By William Wolf

PLEASANTVILLE  Send This Review to a Friend

Although the execution of the idea wears thin after a while, "Pleasantville" is an imaginative entertainment that stands four square against narrow- minded demands for conformity. It's an entertaining message that takes on importance in this era increasingly marked by intolerance. The basic situation is clever.

David and Jennifer, a teenage brother and sister (Tobey Maguire and Reese Witherspoon) are magically transported back in time through their television set into a typically bland 1950s sitcom situated in the town of Pleasantville, where everything is perpetually rosy, from an apple-pie mom and dad to an environment in which conformity is the way of life. However, the transported teenagers, suddenly Bud and Mary Sue, the key kids in the sitcom, begin bringing their more sophisticated knowledge to Pleasantville.

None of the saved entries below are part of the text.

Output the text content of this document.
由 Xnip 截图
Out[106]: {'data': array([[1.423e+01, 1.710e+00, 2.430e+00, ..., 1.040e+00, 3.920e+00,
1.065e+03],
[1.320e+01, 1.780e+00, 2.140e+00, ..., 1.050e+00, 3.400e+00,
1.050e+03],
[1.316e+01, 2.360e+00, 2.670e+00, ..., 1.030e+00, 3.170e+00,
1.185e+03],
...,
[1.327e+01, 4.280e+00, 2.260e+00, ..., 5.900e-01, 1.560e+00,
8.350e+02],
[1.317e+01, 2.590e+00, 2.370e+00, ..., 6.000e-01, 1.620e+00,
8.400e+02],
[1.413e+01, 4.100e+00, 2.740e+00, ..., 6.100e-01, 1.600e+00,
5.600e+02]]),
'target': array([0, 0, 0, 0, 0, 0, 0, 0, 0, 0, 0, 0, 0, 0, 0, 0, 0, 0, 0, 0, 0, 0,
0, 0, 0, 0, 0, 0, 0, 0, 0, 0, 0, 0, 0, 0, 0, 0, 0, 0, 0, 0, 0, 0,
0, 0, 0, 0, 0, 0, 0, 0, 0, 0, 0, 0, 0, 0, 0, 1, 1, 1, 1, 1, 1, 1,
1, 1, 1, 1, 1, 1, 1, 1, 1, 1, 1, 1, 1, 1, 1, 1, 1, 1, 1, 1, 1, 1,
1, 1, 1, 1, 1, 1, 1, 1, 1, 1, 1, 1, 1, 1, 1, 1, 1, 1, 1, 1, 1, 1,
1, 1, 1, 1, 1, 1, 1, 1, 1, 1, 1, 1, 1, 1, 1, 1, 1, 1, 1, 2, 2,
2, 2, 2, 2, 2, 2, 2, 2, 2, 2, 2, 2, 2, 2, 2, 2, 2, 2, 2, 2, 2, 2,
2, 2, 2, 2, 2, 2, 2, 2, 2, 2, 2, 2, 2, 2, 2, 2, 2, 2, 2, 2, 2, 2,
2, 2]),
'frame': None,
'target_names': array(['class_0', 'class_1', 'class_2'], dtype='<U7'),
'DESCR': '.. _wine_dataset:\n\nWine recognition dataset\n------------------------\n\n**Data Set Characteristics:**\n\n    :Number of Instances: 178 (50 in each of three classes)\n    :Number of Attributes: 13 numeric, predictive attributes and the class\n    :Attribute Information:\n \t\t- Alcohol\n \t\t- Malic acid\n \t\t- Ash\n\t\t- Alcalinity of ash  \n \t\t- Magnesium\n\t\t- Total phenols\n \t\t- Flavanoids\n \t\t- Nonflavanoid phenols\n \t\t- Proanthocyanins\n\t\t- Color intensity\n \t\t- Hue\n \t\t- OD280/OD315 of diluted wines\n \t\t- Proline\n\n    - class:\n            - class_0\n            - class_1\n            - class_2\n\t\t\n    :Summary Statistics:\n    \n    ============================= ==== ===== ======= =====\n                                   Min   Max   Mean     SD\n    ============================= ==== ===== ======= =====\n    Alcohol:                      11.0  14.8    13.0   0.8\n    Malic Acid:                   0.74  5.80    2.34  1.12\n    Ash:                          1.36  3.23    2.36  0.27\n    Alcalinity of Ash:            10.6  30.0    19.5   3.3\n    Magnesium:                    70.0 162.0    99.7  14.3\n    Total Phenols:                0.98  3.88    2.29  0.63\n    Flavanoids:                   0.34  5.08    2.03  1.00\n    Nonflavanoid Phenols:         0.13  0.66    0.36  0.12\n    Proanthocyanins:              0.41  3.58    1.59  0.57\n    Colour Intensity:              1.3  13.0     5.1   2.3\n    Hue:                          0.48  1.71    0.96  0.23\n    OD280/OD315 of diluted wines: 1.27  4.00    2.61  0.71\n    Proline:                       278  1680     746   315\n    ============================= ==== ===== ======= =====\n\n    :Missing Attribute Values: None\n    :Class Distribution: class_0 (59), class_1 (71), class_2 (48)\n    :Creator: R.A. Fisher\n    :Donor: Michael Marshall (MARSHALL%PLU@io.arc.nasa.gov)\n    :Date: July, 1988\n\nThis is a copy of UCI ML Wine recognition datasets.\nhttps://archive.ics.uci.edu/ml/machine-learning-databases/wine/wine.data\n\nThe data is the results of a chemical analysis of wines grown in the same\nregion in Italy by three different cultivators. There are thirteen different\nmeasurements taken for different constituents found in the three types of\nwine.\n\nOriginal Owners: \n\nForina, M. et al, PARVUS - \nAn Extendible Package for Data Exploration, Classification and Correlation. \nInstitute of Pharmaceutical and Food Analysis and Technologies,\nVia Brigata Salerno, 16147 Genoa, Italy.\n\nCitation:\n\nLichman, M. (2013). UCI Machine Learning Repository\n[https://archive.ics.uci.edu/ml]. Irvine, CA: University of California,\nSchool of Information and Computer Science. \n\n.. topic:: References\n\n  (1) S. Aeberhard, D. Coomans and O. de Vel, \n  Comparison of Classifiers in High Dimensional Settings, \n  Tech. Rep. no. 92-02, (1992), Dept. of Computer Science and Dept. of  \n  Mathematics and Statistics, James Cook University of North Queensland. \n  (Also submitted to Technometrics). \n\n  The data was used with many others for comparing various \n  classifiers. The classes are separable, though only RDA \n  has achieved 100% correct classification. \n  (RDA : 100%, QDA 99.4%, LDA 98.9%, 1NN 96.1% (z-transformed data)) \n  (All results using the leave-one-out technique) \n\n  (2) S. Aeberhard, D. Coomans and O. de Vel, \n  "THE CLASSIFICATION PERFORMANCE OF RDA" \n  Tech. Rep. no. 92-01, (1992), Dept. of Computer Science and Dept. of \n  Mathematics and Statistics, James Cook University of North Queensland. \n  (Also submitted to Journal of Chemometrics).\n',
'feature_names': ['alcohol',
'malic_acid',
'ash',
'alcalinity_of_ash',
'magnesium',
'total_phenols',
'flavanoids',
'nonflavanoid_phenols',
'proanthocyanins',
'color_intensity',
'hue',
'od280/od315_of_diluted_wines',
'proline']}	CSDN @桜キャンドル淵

Sex? That never was acknowledged as existing in 1950s sitcoms, even for moms and dads like Betty (Joan Allen) and Geogre (William H. Macy). New experiences? It was always the same old routine for characters like the ice cream parlor proprietor played engagingly by Jeff Daniels. Trouble starts when the interlopers begin teaching the guys and girls at school that there can be more action in lover's lane than merely kissing in the back seat of a car. Everything mushrooms, including the witty bringing of color into the black-and-white sitcom environment, and soon the town as been turned topsy-turvy, with the newly-liberated behavior of the inhabitants angering the bluenoses.

It's tough to sustain an idea like this, but writer-director Gary Ross does moderately well and despite all its straining to keep up the satirical fun, "Pleasantville" is far better than the insipid, over-praised "The Truman Show."A New Line Cinema release.